Le cri de l’huitre

D’un geste tendre, elle crée une petite réserve de sel au bord de son assiette puis pose sa fourchette. Il ne faut pas multiplier les gestes dans ces restaurants étoilés. Autour de la table, la flotte des serveurs sait tenir la distance, mais leur présence pèse sur sa nuque nacrée. 
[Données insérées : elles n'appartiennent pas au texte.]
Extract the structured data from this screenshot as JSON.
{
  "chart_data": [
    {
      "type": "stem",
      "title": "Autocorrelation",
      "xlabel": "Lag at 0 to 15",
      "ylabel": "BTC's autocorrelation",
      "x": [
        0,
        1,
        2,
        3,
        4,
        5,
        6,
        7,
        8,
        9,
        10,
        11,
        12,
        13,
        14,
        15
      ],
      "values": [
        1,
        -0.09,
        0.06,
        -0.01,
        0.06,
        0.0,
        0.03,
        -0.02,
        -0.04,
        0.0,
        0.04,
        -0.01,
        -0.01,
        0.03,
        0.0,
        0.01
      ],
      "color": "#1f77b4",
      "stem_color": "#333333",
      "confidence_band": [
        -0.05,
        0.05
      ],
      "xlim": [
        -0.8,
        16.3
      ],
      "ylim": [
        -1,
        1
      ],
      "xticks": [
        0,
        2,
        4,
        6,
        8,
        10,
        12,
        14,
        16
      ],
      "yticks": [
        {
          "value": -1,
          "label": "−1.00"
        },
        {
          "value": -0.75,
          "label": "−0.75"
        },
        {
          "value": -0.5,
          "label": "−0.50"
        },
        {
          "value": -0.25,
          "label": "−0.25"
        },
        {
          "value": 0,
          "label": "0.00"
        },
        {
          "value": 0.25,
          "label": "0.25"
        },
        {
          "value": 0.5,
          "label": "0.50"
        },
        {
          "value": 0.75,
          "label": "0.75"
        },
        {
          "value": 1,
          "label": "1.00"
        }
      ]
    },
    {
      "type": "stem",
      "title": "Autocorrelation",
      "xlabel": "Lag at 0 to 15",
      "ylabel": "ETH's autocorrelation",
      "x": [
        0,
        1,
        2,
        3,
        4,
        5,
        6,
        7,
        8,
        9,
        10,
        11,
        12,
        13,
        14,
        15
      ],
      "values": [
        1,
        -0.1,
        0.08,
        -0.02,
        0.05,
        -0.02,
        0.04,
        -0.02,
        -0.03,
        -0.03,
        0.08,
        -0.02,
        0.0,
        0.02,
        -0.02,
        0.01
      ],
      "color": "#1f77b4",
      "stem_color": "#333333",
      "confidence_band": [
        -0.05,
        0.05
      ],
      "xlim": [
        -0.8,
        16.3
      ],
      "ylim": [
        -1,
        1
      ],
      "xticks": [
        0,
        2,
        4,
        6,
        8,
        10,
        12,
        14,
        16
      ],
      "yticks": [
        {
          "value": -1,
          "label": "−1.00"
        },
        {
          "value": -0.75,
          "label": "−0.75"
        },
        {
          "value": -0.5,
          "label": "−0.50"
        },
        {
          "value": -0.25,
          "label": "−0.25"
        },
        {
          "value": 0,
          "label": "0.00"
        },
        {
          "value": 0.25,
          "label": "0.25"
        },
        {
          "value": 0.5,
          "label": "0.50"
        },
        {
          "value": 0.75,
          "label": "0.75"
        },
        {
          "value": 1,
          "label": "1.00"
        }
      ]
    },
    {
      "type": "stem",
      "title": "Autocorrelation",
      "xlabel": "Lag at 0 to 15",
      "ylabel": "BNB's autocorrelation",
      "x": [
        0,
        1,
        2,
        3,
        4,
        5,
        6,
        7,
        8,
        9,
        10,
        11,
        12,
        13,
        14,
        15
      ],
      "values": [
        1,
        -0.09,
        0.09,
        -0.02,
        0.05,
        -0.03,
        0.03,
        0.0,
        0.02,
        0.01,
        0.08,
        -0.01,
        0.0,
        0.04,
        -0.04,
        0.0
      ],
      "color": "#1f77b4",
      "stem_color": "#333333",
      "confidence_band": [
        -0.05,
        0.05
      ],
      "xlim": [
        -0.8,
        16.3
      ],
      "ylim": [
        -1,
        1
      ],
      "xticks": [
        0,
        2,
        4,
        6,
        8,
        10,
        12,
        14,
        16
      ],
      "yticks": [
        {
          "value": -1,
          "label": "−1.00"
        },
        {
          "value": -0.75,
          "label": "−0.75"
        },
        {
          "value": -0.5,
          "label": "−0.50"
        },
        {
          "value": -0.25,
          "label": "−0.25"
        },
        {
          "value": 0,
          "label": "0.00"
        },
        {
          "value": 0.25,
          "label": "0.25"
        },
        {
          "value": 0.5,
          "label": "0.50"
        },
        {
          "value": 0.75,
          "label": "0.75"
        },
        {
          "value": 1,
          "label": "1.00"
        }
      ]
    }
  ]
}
Elle ne peut décemment regarder les autres convives, à peine le plafond d’un bleu profond puis le regard retombe, face à elle, sur la bouche entrouverte, sur les doigts, qui lui paraissent énormes, violacés comme teintés par la coquille qu’ils tiennent avec avidité. Ils sont en harmonie avec elle, mais un ton en-dessous de la matière grumeleuse, obscènement offerte qui apparait et disparait au rythme de la succion, aller-retour bruyant de l’aspiration de la chose visqueuse. Car l’huitre s’abandonne au monstre rouge. Voit-elle, dans son dernier regard, le plumetis de blanc de l’énorme muqueuse, dernière vision épaisse d’un champ de bataille cellulaire, la langue et son dépôt pâteux de vieux microbes ? Elle pense peut-être, dans cette odeur acide, retourner à la mer, elle plonge, inconsciente et puis les dents mâchonnent.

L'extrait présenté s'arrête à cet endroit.